Gaining justice for survivors and reckoning with the state’s history of abuse is “not only a reproductive health issue [it’s a] racial justice issue,” said Lorena García Zermeño, the policy and communications coordinator at California Latinas for Reproductive Justice, one of the organizations that fought for the passage of the compensation bill. “It’s a matter of ensuring that our communities are not criminalized and upholding folks’ bodily autonomy.”
Eugenics practices and forced sterilizations have long been weapons wielded against Indigenous, Black and Latinx people, as well as immigrants, low-wealth and disabled people. In 1909, California enacted a eugenics law that allowed doctors working in state-run hospitals, homes and institutions to sterilize anyone classified as mentally ill, feebleminded, epileptic or syphilitic, using what eugenicists believe to be a crude immunization against a so-called predisposition for criminality. Latinx, Black and Indigenous women were disproportionately sterilized due to what scholars have called “deep-seated preoccupations about gender norms and female sexuality.”
During the 20th century about 60,000 recorded sterilizations took place across the U.S., with a third of those occurring in California. Even while the majority of sterilizations in the state took place between 1920 and 1950, the pathologization of mental ability, neuro non-normativity, race and queerness lasted well until 1979, when the state finally outlawed sterilizations for eugenics purposes. After the audit in 2014, the state banned sterilizations in prisons as a means of birth control. In 2016, there were an estimated 831 survivors of eugenics sterilizations with an average age of 87.9. As of 2021, there are only 383 living survivors of eugenics sterilization who would be eligible for reparations, according to Zermeño.
The legacy of eugenics is alive in the systemic failure to uphold the reproductive freedom of incarcerated people, most notably in the belief that low-income people, people of color — specifically Latinx, Indigenous and Black people — and disabled people drain state economies. Pulido says she experienced this firsthand from the doctor who performed an illegal hysterectomy on her: “I’m so sick of you guys coming in and out of the prison,” Pulido said the doctor told her when she returned for a dressing change. “You get pregnant and you end up back in jail and I have to pay for the care of your children through government aid, because you can’t stay home and be decent.” Pulido is Native American.

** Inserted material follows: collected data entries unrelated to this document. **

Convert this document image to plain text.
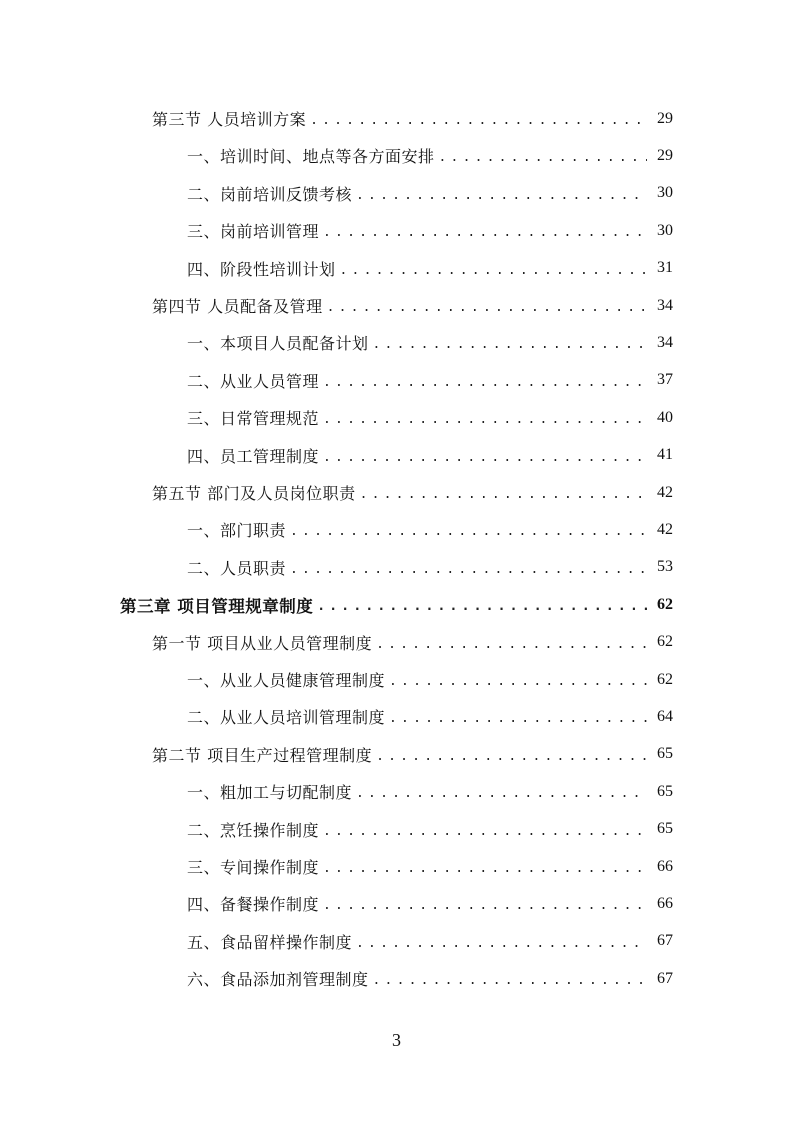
第三节 人员培训方案 .....	29
一、培训时间、地点等各方面安排 .....	29
二、岗前培训反馈考核 .....	30
三、岗前培训管理 .....	30
四、阶段性培训计划 .....	31
第四节 人员配备及管理 .....	34
一、本项目人员配备计划 .....	34
二、从业人员管理 .....	37
三、日常管理规范 .....	40
四、员工管理制度 .....	41
第五节 部门及人员岗位职责 .....	42
一、部门职责 .....	42
二、人员职责 .....	53
第三章 项目管理规章制度 .....	62
第一节 项目从业人员管理制度 .....	62
一、从业人员健康管理制度 .....	62
二、从业人员培训管理制度 .....	64
第二节 项目生产过程管理制度 .....	65
一、粗加工与切配制度 .....	65
二、烹饪操作制度 .....	65
三、专间操作制度 .....	66
四、备餐操作制度 .....	66
五、食品留样操作制度 .....	67
六、食品添加剂管理制度 .....	67
3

California conducted more than double the number of sterilizations of states like North Carolina and Virginia, which sterilized a recorded 7,600 and 8,000 people respectively. But California lags far behind those states in reckoning with its history, and it hasn’t sought to offer reparation payments until this year. Zermeño said that when crafting the compensation legislation, California Latinas for Reproductive Justice and other organizations modeled the language and expectations after similar programs in North Carolina and Virginia, estimating that 25 percent of the eligible survivors will apply for compensation. Zermeño wants the state to remember that issues of injustice are interconnected, and hopes she can draw people’s attention to the fact that racism and prejudice are baked into all parts of the system, not just those that facilitate the sterilization of people without their consent.
For Pulido, who’s rebuilding her life and community after so many years since her medical trauma, her survival is a testament to her strength. “Even though I went through what I went through, and I was told what I was told by that doctor, I still fought for my freedom,” she said.